Even if what Ment says is true, and academic performance in science classes is not the bottom line, does it make much of a difference? As online records suggest, the median GPA among accepted Yale medical students is around a 3.9, so academic performance must play an outsized role in admissions. But Yale is one of the best medical schools, so it’s entirely sensible that admissions is competitive. What’s more important and troubling is this: holistic admissions or not, the requirements persist. And as long as they remain in their current, bloated form, students like Emma are dropping out, so admissions offices are selecting from a smaller, less diverse pool of students than is possible.
But reforming the requirements is difficult. The first barrier is one of authority — there is no governing body that oversees medical schools and sets the requirements for entry. The closest thing to this is the Association of American Medical Colleges (AAMC), which in 2015 began advising medical schools to reconsider how they evaluate applicants by taking into account “core competencies,” such as teamwork, oral communication and ethical responsibility.
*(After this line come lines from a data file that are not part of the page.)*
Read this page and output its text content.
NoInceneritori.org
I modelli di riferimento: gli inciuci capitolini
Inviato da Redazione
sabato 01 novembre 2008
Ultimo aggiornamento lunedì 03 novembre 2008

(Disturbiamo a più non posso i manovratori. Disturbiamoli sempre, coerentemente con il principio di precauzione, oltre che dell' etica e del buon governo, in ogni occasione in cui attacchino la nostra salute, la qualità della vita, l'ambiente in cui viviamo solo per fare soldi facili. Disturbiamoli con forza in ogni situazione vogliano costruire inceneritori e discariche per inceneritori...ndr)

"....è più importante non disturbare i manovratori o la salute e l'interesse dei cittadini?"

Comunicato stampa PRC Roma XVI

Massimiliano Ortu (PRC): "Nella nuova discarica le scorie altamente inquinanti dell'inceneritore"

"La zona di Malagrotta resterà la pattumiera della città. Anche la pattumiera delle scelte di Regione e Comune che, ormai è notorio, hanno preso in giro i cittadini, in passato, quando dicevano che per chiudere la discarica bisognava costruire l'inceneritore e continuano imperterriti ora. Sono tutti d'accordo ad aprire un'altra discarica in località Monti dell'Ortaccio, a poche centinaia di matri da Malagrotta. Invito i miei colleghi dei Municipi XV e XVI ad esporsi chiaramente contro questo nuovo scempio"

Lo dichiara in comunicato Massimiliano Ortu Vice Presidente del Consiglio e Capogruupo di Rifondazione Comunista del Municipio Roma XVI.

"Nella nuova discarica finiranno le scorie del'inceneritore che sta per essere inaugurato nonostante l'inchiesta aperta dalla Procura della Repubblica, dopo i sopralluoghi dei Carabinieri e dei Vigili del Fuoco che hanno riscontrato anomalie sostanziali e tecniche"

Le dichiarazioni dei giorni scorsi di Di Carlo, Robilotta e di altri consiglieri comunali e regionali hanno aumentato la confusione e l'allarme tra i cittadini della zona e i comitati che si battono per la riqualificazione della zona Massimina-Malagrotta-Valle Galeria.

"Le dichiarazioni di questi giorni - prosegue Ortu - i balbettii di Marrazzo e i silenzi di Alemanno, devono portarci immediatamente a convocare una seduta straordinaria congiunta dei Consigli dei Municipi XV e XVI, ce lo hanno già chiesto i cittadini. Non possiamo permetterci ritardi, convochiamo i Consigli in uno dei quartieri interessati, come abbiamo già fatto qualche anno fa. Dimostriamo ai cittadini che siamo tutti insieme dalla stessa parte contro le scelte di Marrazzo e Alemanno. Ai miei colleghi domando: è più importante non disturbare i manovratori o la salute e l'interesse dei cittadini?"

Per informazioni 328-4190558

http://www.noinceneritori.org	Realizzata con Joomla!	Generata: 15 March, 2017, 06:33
“The AAMC doesn’t mandate prerequisites,” Muller says. “They don’t have the primary responsibility of determining the requirements.” Instead, as Geoffrey Young, the director of student affairs and programs at the AAMC, explained, “Each medical school sets its own prerequisites.” So, Muller said, although most medical schools have the same requirements, “It’s kind of a Wild Wild West in that it is not overseen or governed in a way that one would think is necessary.”
In this system where the primary overseer has no power and the constituents shirk their own, there’s another difficulty: surmounting vested interests. As Muller explained, “When you create a system where chemistry and physics are the courses that everyone has to excel in if they want any hope of becoming a doctor, who’s got influence on campus now?” It’s undeniable that introductory chemistry and physics courses are as popular as they are not because 300 students will major in chemistry and physics each year, but because 300 pre-meds have to take them. As course enrollment balloons, these departments are given, according to Muller, “enormous resources because people are hammering their door down to get into their courses.”
But the biggest problem, it becomes clear, is a cultural one. Because for a reason that is difficult to articulate or impossible to find, performance in undergraduate science courses remains tethered to performance as a physician in the public imagination. Reputable studies show we are misguided. Doctors say so as well. There is no evidence that the cumbersome course load so deeply rooted in the sciences is producing better doctors. Instead, what it seems to be doing is keeping out good people — people from diverse backgrounds who are greatly underrepresented in the profession, people we need as this country sees an ever-growing shortage of primary care doctors. As students like Emma decide to drop the pre-med track, society loses future phenomenal, big-hearted, devoted doctors.
During her semester at home, Emma took a job at a local bakery. Her responsibilities included baking and frosting cupcakes each morning, staffing the front desk and helping couples design their wedding cakes. “That experience helped me recognize what was important for me in life and what things really mattered,” she said, pausing briefly to reveal a smile. “It helped me realize that there were ways other than medicine or status or how much people respected your resume that could make me happy.”
*The student requested a pseudonym to protect her privacy.